Thursday, March 24, 2016

"Royal Assassin (Farseer Trilogy #2)" by Robin Hobb

This review is of a book that is the 2nd in the Farseer Trilogy. There may be spoilers for those of you who haven't read Assassin's Apprentice. My review for the first book in the series, Assassin's Apprentice, is here.

With sequels I tend to brace myself for a let-down. I've had so many sequels fail me in the past that when I read one like Words of Radiance I celebrate by reading it in a week (despite its lengthiness). Although one always hopes for the best, I had this feeling Royal Assassin would let me down. As a human with limited prediction capabilities, naturally I was wrong.

During most of Assassin's Apprentice, Fitz spends his time doing what other people want him to do. With this book, Fitz goes a bit rogue- he's more of his own person, even though he does things mostly for people (again) he does it in his own way. By anticipating needs and strategies, he does get himself into trouble, which is part of what makes this book so good- Fitz makes his own choices, with his own consequences. Normally in a book, that wouldn't be a cause for cheer, but with Fitz having his unusual upbringing and unseemly doses of loyalty running through his veins... it was about time.

The Plot (As Seen on Goodreads):
'Fitz has survived his first hazardous mission as king’s assassin, but is left little more than a cripple.
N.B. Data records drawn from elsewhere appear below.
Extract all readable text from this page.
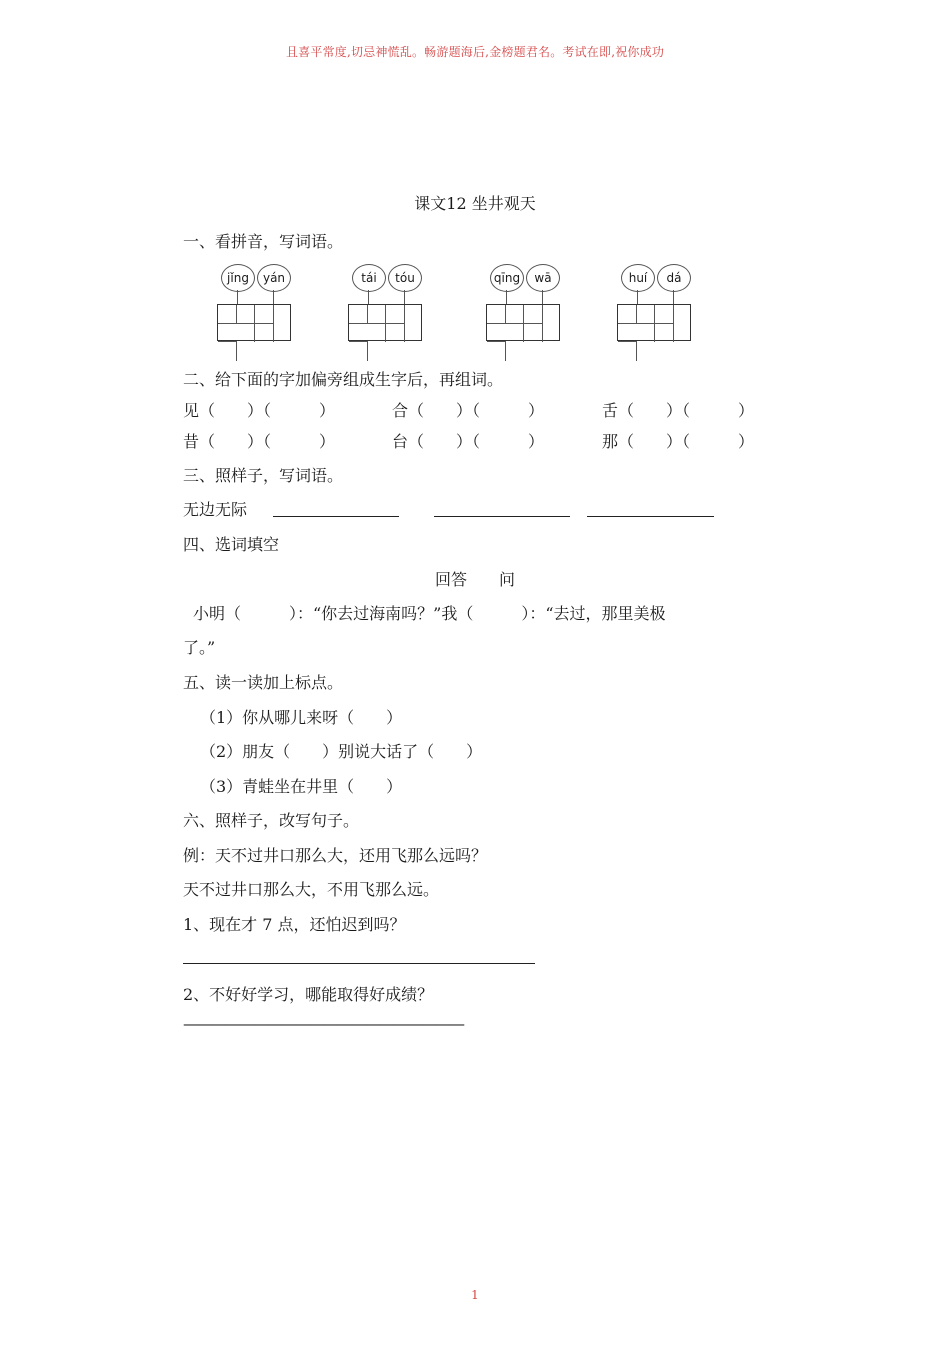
且喜平常度,切忌神慌乱。畅游题海后,金榜题君名。考试在即,祝你成功
课文12 坐井观天
一、看拼音，写词语。
jǐng	yán	tái	tóu	qīng	wā	huí	dá
二、给下面的字加偏旁组成生字后，再组词。
见（　　）（　　　）	合（　　）（　　　）	舌（　　）（　　　）
昔（　　）（　　　）	台（　　）（　　　）	那（　　）（　　　）
三、照样子，写词语。
无边无际
四、选词填空
回答　　问
小明（　　　）：“你去过海南吗？”我（　　　）：“去过，那里美极
了。”
五、读一读加上标点。
（1）你从哪儿来呀（　　）
（2）朋友（　　）别说大话了（　　）
（3）青蛙坐在井里（　　）
六、照样子，改写句子。
例：天不过井口那么大，还用飞那么远吗？
天不过井口那么大，不用飞那么远。
1、现在才 7 点，还怕迟到吗？
2、不好好学习，哪能取得好成绩？
————————————————————
1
Battered and bitter, he vows to abandon his oath to King Shrewd, remaining in the distant mountains. But love and events of terrible urgency draw him back to the court at Buckkeep, and into the deadly intrigues of the royal family.
'Renewing their vicious attacks on the coast, the Red-Ship Raiders leave burned-out villages and demented victims in their wake. The kingdom is also under assault from within, as treachery threatens the throne of the ailing king. In this time of great danger, the fate of the kingdom may rest in Fitz’s hands—and his role in its salvation may require the ultimate sacrifice.'

Beyond Fitz being his own person in this book, Fitz also endures more struggles than before when he was an apprentice. The events of the past book have left their mark on him, causing seizures and moments of weakness that make him less of a fearsome assassin. I didn't find Fitz very relatable in the first book, but the illness he endures in this one mimics some of what I have to contend with daily. Sure, I've never had a seizure (that I know of) but I do have days where I hide in my house for fear of fainting in public (on that vein, I'd like to applaud authors who have the dreaded "fainting heroines" because dammit, that's my life some days). Fitz also adopts a wolf puppy (not a Wolf puppy, an actual wolf puppy) to save him from the trapper who kept him in a cage. Cub, who is later known as Nighteyes, becomes a key part of the book- and naturally, I loved him.

Another feature this book won me over with was the more prominent presence of female characters. There's Patience, queen-in-waiting Kettricken, and Molly (who is undoubtedly the smartest). Kettricken comes into her own in this book as well- at first, it seems like an ill-fated match between her and Verity, but as the book progresses, it becomes clear she was destined to be queen. Molly is as cautious as ever, though with Patience's help, she also grows stronger.

A favorite of mine from the first book, the Fool, is also a prominent character in this book. Something about him just speaks to the obscenely pale side of me that wishes I were a court jester/prophet as well. Although he is a wise one, he is without the profound knowledge of Burrich, as evidenced below:
"Many people have to live with worse. Most of the time you're fine. You're not blind. You're not paralyzed. You've your wits, still. Stop defining yourself by what you can't do. Why don't you consider what you didn't lose?"
              ~Royal Assassin by Robin Hobb, page 10

Royal Assassin was much, much better than I had anticipated. Although I had a slight ambivalence toward Fitz during the first book, I loved how he progressed as a character during the course of this one- he's still single-minded and serves others before himself, but he gains an independent streak. With Nighteyes at his side, he endures despite terrible odds, making this book a "white-knuckle" read. If you've read Assassin's Apprentice, this book is really a must read- I hadn't anticipated the series improving, and yet here I am, rating a sequel five stars.

Rating: 5 of 5 Stars for an extraordinary epic fantasy sequel that kept me reading until morning light!

Content: Ages 18+ for torturous scenes, gore, and unusual courage.